Robotic ‘Gliders’ Finish Two-Month Survey Of Waters Around Scilly

IFCA Officer Doug Holt helps to release the glider that was found on Bryher

IFCA Officer Doug Holt helps to release the glider that was found on Bryher

The mysterious underwater ‘gliders’ that have been surveying the waters around Scilly for the past two months have finally finished their mission.

David White from the National Oceanography Centre in Southampton said the last of the two yellow, torpedo-shaped units was picked up yesterday around 7 miles west of Bishop Rock.

Most people are familiar with the gliders after one was rescued by Richard Pearce. It was washed up by his house on Bryher.

David says he’s grateful to Richard for preventing the unit getting damaged.

But while each one costs a lot, there isn’t much of a second hand market if you do find one.

David says local IFCA Officer Doug Holt helped them re-release that one 20 miles north of Scilly.

The gliders are miniature robotic submarines, about 2 metres long, which can stay at sea for months at a time carrying out scientific measurements.

They “fly” between the surface and a depth of up to one kilometre at a speed of half a knot.

And when one surfaces, it gets a GPS fix, which is beamed back to its controllers in Southampton, together with any data it’s collected.
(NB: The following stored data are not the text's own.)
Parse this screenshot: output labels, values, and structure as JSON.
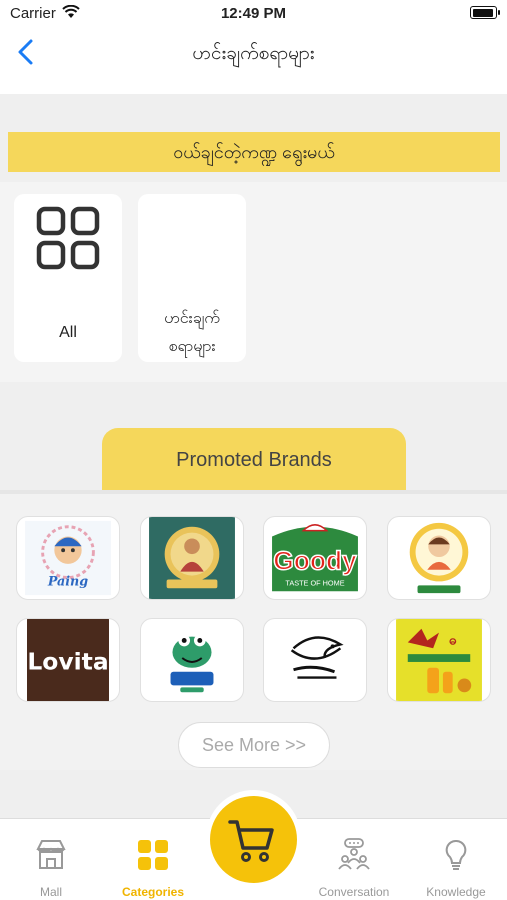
{
  "status_bar": {
    "carrier": "Carrier",
    "time": "12:49 PM"
  },
  "nav": {
    "title": "ဟင်းချက်စရာများ"
  },
  "banner": {
    "text": "ဝယ်ချင်တဲ့ကဏ္ဍ ရွေးမယ်"
  },
  "categories": [
    {
      "label": "All",
      "icon": "grid-icon"
    },
    {
      "label_line1": "ဟင်းချက်",
      "label_line2": "စရာများ"
    }
  ],
  "promoted": {
    "title": "Promoted Brands",
    "see_more": "See More >>",
    "brands": [
      {
        "name": "Paing",
        "icon": "paing-logo"
      },
      {
        "name": "",
        "icon": "lady-portrait-logo"
      },
      {
        "name": "Goody",
        "tagline": "TASTE OF HOME",
        "icon": "goody-logo"
      },
      {
        "name": "",
        "icon": "chef-girl-logo"
      },
      {
        "name": "Lovita",
        "icon": "lovita-logo"
      },
      {
        "name": "",
        "icon": "frog-mascot-logo"
      },
      {
        "name": "",
        "icon": "fish-brand-logo"
      },
      {
        "name": "",
        "icon": "eagle-oil-logo"
      }
    ]
  },
  "tabs": [
    {
      "label": "Mall",
      "icon": "store-icon",
      "active": false
    },
    {
      "label": "Categories",
      "icon": "categories-icon",
      "active": true
    },
    {
      "label": "Conversation",
      "icon": "conversation-icon",
      "active": false
    },
    {
      "label": "Knowledge",
      "icon": "lightbulb-icon",
      "active": false
    }
  ],
  "colors": {
    "accent": "#f5c20a",
    "banner": "#f5d75b",
    "link": "#1a7cf5"
  }
}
David says if it runs into trouble, like on Bryher last month, it calls for help, although on that occasion all they could do was watch as it ran aground because the water was too shallow to escape.

The gliders operating around the north and west of Scilly this year are part of a Defra study into the marine life in areas where the deep ocean water meets the continental shelf.

They have a fish-finding echo sounder to map shoals as the glider flies over them. It’s hoped this could replace the normal method of surveying fish by scooping them up in a net.


A new sensor being tested on the gliders records clicks and whistles from dolphins, porpoises, seals and small whales. It found plenty of dolphins and gannets, said David, indicating an abundance of food.

Other instruments measure the water temperature and salinity, as well as the amount of plankton.

David says more missions will be run next year, although these are likely to be much further out in deeper water to the south and west of the islands.

Some of that data, as well as a map of the glider tracks can be seen on the NOC website.